AIという言葉は、もうほとんど誰もが知っている程度の認知度を得たし、いつの間にか手軽に使えるようにもなっている。検索エンジンやSNSとも連動していて、使おうと思わなくても恩恵を受けている。とても便利になったと思う。
やろうと思えば、たべものラジオの原稿だってAIを活用することが出来る。調査に関してはChatGPTなどのモデルではやや頼りないけれど、専用のデータをインプットしたソフトを用意すればかなり精度が高くなるだろう。構成なら、すぐにでもAIを活用することも出来るし、そのほうが効率がいい。
で、少し試してみた。試してみたんだけど、どうもうまくいかない。上手くいかないのは使いこなせていないということもあるのだけど、感覚的にしっくりこないのである。便利だけどツマンナイ。という感覚。
勉強して、自分なりに考察して悩んでみたり、どう伝えようかと構成を考えてみたり。そういう過程そのものが「楽しい」のだ。過程が楽しいのに、便利だからといって過程をAIに委ねてしまっては、楽しみを手放していることになる。登山が好きだというのに、便利だからといって車やロープウェイで山頂に到達するようなものだ。
過程が楽しい。という感情はどこからくるのだろう。想像もつかないけれど、きっと誰にでも何かしらの楽しみがあるのだろうと思う。料理をする行為そのものが楽しいという人もいれば、自らの手で作った料理を食べさせるということが楽しいという人もいる。一方で、料理という作業が面倒で仕方ないという人だっている。理由はともかく、人ってそういうところがあるのだ。
そう考えると、便利なツールの使い所を探さなくちゃいけない。自分にとって、何が楽しくて何が楽しくない作業なのか。例えば料理だったら、味付けをしたり加熱調理をしているときは楽しいけれど、下ごしらえは嫌いという人もいるかもしれない。オーブンはやっぱり炎が良いよねというのも楽しさに繋がるし、使い終わった調理器具を洗うのは出来るだけしたくないという人もいる。そんなふうに、楽しさのポイントが人それぞれならば、それぞれの人に合ったツールの選び方や使い方があるはずだ。
便利なツールは選択肢を増やしてくれるし、楽しさを加速させてくれる側面がある。一方で、楽しみを奪うこともある。移動は車が便利でいいよね。というのが圧倒的多数になった結果、車中心の道路が敷かれ車中心の都市が作られた。そうしたら、徒歩旅を楽しみたい人が歩きづらいとか、場所によっては歩行者が立ち入ることすら難しい環境にしてしまったという例もある。マジョリティかつ声の大きい人達だけに合わせると、実は言えなかったけどホントは悲しかったというマイノリティの楽しみを奪うこともありうる。

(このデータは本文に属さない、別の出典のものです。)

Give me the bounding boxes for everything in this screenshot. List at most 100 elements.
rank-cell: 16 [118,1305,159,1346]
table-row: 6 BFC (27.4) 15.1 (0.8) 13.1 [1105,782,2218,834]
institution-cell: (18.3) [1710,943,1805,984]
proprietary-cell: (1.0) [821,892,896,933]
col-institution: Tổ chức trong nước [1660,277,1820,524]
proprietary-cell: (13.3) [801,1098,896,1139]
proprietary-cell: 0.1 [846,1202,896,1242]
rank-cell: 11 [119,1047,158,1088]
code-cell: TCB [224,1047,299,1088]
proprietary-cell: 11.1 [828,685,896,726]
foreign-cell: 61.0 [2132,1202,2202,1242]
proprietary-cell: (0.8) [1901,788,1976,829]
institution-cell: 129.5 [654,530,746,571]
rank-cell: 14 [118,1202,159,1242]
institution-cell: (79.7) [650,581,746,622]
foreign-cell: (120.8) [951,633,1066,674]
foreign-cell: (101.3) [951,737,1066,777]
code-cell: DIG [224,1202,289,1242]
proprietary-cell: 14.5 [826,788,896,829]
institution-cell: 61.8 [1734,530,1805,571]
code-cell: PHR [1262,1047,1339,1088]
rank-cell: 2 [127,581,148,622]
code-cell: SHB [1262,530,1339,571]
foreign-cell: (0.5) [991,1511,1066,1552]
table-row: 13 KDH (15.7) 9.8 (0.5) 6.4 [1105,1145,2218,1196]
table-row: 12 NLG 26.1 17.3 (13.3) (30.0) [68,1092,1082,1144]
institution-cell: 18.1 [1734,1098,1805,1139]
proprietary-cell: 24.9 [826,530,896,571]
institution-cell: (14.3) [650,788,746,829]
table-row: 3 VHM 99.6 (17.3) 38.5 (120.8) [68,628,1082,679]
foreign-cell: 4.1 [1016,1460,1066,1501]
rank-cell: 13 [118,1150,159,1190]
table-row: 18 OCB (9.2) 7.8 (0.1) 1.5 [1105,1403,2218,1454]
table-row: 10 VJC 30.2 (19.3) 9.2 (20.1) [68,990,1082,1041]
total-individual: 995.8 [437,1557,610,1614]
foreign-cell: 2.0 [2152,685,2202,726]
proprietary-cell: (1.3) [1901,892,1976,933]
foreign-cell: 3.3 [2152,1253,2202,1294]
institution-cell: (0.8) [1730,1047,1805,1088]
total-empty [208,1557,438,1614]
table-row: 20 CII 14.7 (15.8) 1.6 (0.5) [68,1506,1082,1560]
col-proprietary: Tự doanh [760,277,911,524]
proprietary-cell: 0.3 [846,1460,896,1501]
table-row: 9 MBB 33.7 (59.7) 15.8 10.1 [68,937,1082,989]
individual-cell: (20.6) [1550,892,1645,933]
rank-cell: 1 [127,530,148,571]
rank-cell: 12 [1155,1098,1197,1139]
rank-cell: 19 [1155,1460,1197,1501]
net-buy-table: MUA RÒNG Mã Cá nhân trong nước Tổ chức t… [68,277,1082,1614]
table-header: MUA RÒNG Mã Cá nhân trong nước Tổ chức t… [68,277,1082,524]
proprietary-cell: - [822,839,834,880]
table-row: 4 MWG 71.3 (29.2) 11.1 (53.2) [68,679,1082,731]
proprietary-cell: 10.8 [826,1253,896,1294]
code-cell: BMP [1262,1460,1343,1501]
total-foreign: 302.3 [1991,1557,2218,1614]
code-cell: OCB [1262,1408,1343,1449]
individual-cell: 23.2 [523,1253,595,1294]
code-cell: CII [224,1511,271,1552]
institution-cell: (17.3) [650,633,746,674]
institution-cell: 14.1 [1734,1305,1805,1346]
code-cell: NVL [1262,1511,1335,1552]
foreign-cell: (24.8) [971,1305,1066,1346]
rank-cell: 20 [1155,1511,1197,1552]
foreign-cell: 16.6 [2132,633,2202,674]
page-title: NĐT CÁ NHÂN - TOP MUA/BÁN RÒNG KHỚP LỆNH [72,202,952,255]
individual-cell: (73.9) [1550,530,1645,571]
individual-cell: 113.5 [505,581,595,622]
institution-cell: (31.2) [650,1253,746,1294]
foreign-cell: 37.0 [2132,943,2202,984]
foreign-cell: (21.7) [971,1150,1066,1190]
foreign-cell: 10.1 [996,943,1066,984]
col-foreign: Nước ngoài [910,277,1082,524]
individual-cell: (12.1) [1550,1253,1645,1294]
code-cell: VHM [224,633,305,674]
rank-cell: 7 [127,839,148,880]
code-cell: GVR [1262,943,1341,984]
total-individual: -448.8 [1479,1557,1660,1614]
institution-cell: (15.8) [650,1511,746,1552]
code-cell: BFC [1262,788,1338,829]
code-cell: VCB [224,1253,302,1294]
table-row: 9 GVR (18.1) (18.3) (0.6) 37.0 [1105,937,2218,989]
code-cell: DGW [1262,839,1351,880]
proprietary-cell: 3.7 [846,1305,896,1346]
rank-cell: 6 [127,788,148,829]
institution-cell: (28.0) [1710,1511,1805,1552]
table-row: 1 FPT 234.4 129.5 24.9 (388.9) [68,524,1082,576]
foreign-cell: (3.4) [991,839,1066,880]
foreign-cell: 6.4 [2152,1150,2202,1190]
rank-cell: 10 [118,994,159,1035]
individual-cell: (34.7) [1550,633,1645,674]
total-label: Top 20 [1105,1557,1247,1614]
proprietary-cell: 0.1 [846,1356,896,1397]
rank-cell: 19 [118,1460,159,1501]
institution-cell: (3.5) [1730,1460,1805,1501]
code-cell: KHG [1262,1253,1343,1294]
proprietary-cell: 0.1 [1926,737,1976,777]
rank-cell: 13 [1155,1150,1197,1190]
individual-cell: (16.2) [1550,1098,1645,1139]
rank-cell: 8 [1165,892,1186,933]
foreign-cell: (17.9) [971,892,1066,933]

以前、弟がこんな事を言っていた。「みんなきゅうりを育てたら良い」
安定した食料システムが完成している社会では、そのシステムは外部化したインフラとなって、そのものがどのようにして駆動しているかを考えなくなる。見えなくなるだけじゃなくて考えなくなるのだ。で、無機質なインフラの中に、実は人がいて、そこにいる人の感情すらも考えようとしなくなる。外部化されると、それは何をしても良いという対象になってしまうのだ、と東京大学大学院の福永真弓さんは指摘している。だからこそ、きゅうりを育てるのだ。言葉じゃなくて、感覚で捉えに行く。それが腑に落ちるという感覚を助けてくれるから。
過程が楽しいというのは、言語による理解ではなくて体験によるもの。理屈では説明できないけれど、体験を通じて感覚的に理解していることって、きっと誰にでもひとつくらいはあるだろうと思う。便利なツールの使い所を間違えると、この体験を得る機会を失ってしまうかもしれない。というのが危惧するところだ。
テクノロジーの進歩はとてもいいことだと思うし、なによりワクワクする。それも僕にとっては楽しい出来事だし、例えば最新テクノロジーの詰まった調理器具を与えられたら、いろいろと試して遊んでみたいという感覚がある。だからこそ、前述のような危機感も持っている。
だから、使い方のパーソナライゼーションと、いつでも前のステップに戻れる柔軟性を、常に心に留め置きながらテクノロジーと付き合っていくのが良いだろうと思う。
今日も読んでいただきありがとうございます。調べて考察して構成する。この作業を、チームでやったらもっと楽しいだろうな。共同作業が好きなんだよね、きっと。あれこれ言い合いながら、なんとかして形にしていく。過程も楽しいし、完成したら嬉しい。効率を考えてもそのほうが良いのかもしれないけれど、それよりも楽しそうという感覚が先に立つ。ただ、その場をセッティングしたりモデレートしたりするのは好きじゃないんだよ。困ったもんだ。こういうところをテクノロジーでカバーするとか、外部委託するとか。そういうことなんだろうな。